Needless to say, the crowded conditions of the camp, the past experiences of war and uprooting experienced by most refugees, the fears of asylum requests will be turned down and the uncertainty of what the future holds all cry out for systematic psychological care.

There have been many incidents of violence and vandalism that threaten the security of the refugees themselves and all those who work at Moria. With medical screening, the asylum cases which if positive, would enable persons to move out of Moria and off Lesvos to the mainland if they so choose. Sadly, Patric Mansour, a seasoned expert on dealing with refugees attached to the Norwegian Refugee Council, who is a pragmatist but cautiously optimistic about many things, says he is pessimistic about the chances that Moria will acquire the necessary medical infrastructure any time soon.

A NEW GOVERNMENT AND NEW HOPES FOR IMPROVEMENT

As the problems of medical care indicate, the problems that plague the Moria camp are longstanding. Mansour is working next to the Greek officials who are running the camp.

He arrived at Moria at the height of the crisis in 2015, when the island was overwhelmed by incoming refugees, deployed to the United Nations High Commission for Refugees. He has poignant memories of burly Greek policemen and coastguard officers breaking down in tears as they struggled with threadbare means to rescue those arriving and, worst of all, trying to comfort parents of children that had drowned during the crossing.

Having worked in countries in North Africa and the Middle East, Mansour assumed that measures that needed to be taken at Moria would be much easier to get approved and implemented. But instead he came face to face with the slow moving labyrinthine Greek bureaucracy.

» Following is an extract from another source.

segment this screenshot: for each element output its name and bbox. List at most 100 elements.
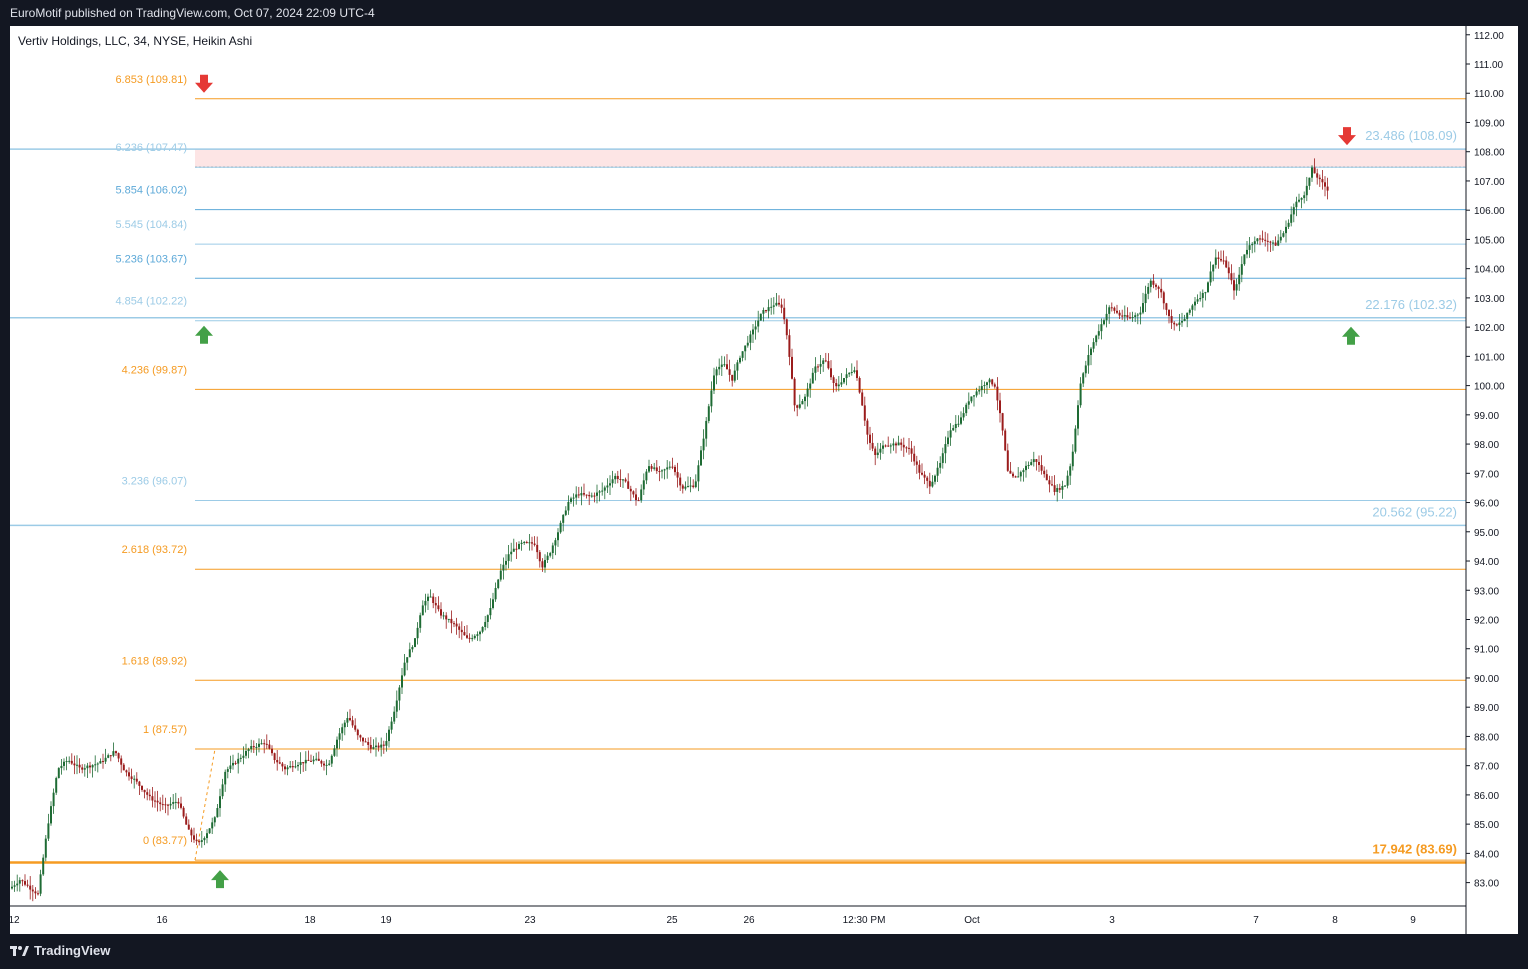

And he discovered that it is more difficult to get things done in Greece, because while developing countries are only too happy to cede authority to agencies such as the United Nations High Commission for Refugees, Greece invokes its sovereignty and gets involved, which means results come slowly, if at all.

The new Greek government that emerged from the national elections of July 7th has signaled its intention to deal with the refugee issue on Lesvos and elsewhere in Greece. Only days after the election, the Minister for Citizen Protection Michalis Chrisochoidis visited Moria, and a few weeks later there were visits by Deputy Foreign Minister Antonis Diamataris and the Alternate Minister for Migration Policy Giorgos Koumoutsakos.

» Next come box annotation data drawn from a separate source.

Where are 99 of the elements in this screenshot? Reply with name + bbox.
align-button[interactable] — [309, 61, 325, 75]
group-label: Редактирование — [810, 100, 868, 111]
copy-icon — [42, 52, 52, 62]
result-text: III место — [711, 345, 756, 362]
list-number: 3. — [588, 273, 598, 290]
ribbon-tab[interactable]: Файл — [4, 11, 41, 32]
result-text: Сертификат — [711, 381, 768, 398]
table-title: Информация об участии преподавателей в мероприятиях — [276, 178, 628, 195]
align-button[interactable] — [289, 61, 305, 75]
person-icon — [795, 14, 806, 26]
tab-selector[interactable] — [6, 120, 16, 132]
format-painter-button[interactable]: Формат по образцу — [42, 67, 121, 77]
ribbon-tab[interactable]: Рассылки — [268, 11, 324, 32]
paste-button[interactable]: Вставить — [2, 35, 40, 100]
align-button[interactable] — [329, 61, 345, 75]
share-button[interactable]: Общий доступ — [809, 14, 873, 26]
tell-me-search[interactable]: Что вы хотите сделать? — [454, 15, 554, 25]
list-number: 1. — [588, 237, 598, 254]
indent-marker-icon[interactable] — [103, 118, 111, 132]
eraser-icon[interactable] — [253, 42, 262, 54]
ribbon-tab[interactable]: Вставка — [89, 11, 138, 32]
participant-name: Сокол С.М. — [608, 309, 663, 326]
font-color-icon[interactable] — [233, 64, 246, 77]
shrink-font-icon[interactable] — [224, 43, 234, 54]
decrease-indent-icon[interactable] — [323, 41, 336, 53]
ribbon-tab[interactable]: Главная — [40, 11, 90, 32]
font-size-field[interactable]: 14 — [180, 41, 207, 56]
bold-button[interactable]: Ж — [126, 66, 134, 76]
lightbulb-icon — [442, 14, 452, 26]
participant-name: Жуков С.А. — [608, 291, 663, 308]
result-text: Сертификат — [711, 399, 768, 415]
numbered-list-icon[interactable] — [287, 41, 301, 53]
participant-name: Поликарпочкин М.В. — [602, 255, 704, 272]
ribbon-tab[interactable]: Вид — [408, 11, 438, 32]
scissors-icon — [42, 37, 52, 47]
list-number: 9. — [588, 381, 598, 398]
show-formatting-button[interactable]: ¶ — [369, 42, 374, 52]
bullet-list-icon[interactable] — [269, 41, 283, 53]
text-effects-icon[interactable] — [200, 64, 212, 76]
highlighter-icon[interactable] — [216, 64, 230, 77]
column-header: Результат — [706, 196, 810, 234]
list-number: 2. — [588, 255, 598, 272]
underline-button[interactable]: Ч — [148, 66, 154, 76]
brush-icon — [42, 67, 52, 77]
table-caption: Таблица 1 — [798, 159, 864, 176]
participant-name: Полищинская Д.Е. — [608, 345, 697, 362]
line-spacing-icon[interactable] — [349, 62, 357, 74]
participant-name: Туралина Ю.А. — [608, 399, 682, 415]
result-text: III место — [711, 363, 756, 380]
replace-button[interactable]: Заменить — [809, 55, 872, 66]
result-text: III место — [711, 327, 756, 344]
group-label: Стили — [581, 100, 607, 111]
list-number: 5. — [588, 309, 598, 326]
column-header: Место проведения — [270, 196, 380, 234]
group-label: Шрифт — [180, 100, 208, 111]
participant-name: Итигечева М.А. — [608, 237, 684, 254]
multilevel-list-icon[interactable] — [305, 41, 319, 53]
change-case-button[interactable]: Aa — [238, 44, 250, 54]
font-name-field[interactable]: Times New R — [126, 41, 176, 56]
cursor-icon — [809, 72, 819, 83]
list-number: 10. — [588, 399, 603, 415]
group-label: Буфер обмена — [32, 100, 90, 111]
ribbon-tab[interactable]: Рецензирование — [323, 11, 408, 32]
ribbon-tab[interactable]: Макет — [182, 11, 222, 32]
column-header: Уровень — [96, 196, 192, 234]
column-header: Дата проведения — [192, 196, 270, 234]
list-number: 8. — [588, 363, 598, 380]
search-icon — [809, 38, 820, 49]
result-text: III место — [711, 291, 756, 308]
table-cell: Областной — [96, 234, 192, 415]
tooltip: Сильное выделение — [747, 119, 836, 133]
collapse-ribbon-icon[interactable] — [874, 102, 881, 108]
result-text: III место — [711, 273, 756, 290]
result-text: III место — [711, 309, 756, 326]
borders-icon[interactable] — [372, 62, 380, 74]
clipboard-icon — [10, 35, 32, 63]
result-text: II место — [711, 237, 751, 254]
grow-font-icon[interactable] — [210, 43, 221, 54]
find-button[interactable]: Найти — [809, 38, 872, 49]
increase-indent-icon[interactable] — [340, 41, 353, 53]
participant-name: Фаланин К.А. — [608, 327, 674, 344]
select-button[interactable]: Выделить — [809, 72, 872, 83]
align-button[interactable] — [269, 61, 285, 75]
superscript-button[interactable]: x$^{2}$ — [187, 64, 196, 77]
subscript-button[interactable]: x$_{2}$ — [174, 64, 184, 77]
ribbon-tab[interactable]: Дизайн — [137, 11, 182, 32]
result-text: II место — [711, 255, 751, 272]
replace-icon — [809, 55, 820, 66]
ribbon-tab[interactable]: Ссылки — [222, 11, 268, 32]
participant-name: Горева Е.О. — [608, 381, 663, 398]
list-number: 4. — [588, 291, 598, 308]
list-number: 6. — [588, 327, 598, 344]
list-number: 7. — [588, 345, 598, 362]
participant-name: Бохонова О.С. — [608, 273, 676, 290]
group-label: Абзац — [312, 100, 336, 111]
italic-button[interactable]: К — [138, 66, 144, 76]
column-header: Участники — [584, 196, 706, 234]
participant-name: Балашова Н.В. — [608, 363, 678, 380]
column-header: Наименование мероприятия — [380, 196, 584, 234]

This show of commitment has filled the camp’s officials with hope that the longstanding problems the camp is facing will be addressed.

Less than a week after his visit, Koumoutsakos received a memorandum from the camp’s staff, signed by the president of their association Vasilis Ntavas, outlining the issues. They listed the problems they faced including the abysmal working conditions due to the increased influx of refugees, the lack of security in the camp because of the inadequate size of the police force on the site, the lack of medical staff, and the lack of translators.

They characterize the situation as urgent. Looking ahead to the winter, when the weather on Lesvos turns cold and damp with frequent rainfall, Patric Mansour is also concerned about the delays in the provision of so-called winterization supplies.

These include blankets, heaters, hygiene items, warm clothing, funding to repair heating units and run the generator that provides electricity to the tents. This was something else that the previous government apparently mishandled.

The European Union had provided the previous Greek government with sufficient funds to procure all necessary supplies for the upcoming winter, but there has been no word from official sources that anything has been done. The cost of those supplies ranges from 700,000 to one million Euros. Mansour says that something drastic needs to be done and is proposing that stocks available in United Nations and International Red Cross warehouses be sent directly to Greece.

Dr. Alexander Kitroeff is Associate Professor of History at Haverford College.